此外,医共体还需提升各类医保工具的应对能力,紧盯DRG/DIP分组及权重/分值、费用/点值、机构系数的调整,规范病案编码和诊疗行为,建立完善的医保费用监控应对机制,精准把控费用支出,避免出现异常预警。河南安阳医共体通过“结余共享、超支分担”,引导基层主动做好慢病管理,同时规范DRG付费流程、强化费用自查、完善内部考核、调整绩效导向,有效应对各类医保工具的约束,实现了医保基金结余与医疗机构高质量发展的双赢;部分医共体通过建立异地转诊评估制度、与上级医院联姻合作、推行新型绩效模式,成功将更多异地就医患者留在域内,破解了费用不可控难题,这些都是值得借鉴的实践经验。
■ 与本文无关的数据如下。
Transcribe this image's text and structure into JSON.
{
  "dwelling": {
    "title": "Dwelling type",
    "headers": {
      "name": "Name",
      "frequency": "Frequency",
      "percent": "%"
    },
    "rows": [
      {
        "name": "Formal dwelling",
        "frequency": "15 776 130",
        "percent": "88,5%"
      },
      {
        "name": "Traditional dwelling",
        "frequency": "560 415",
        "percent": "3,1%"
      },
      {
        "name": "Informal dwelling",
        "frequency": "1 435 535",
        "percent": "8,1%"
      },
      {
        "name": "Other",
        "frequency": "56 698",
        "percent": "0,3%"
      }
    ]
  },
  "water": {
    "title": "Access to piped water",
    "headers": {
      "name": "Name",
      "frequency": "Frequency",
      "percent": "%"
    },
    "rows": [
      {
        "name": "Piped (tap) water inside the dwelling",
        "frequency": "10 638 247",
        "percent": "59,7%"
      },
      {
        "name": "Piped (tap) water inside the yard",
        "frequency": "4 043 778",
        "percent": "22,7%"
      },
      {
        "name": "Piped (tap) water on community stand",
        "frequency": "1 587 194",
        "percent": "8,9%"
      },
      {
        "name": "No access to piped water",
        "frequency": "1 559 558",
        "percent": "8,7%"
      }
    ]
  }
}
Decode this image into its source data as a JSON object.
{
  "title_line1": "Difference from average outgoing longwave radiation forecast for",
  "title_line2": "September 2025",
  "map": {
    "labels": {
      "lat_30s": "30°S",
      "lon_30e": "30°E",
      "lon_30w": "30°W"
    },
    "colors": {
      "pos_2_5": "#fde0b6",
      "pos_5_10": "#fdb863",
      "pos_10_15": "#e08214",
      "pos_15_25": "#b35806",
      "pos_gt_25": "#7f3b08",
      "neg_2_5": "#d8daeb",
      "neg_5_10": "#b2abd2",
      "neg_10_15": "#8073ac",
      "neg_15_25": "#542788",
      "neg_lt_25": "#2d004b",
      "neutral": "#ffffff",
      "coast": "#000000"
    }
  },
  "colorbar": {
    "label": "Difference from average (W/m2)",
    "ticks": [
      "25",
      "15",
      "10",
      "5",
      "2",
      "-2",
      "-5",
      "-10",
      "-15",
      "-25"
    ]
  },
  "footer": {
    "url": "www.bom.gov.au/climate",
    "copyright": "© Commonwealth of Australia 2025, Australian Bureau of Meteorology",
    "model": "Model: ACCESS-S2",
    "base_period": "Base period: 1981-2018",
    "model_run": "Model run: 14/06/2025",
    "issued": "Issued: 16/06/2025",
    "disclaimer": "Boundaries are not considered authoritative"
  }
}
六、结语:政策善意,需能力托底,绩效变革方能接住红利

医保基金的5800多亿结余,是政策善意的底气;而医共体面对预算打包、医保部门各类“杀手锏”工具、费用监控的头痛、不可控担忧,以及“多做项目多收入”传统绩效导向与改革的适配难题,是改革推进中必然出现的成长烦恼。读懂医共体总额付费的公式,理解各类医保工具的核心价值、医保费用监控的重要意义,以及绩效变革的必要性,就会明白,这一切从来不是“甩包袱”,而是推动县域医疗高质量发展的“催化剂”和“必经之路”。医保部门的各类工具不是“负担”,而是帮助医共体实现精细化管理、规范运营的“利器”;医保费用监控不是“枷锁”,而是保障基金安全、推动医共体健康发展的“防火墙”;而彻底变革绩效方式、推行多维价值积分模式、打造利益共同体、建立超支分摊结余共享机制,不是额外负担,而是医共体适配改革、实现可持续发展的关键。政策的善意,终需能力托底,更需主动作为,当医共体逐步提升精细化管理、工具应用和监控应对能力,打破传统惯性、深化绩效变革,主动建立异地转诊评估制度、深化与上级医院合作,就能打破恶性循环,真正接住这份政策红利,化解不可控担忧,实现“群众得实惠、医院有活力、基金可持续”的改革目标。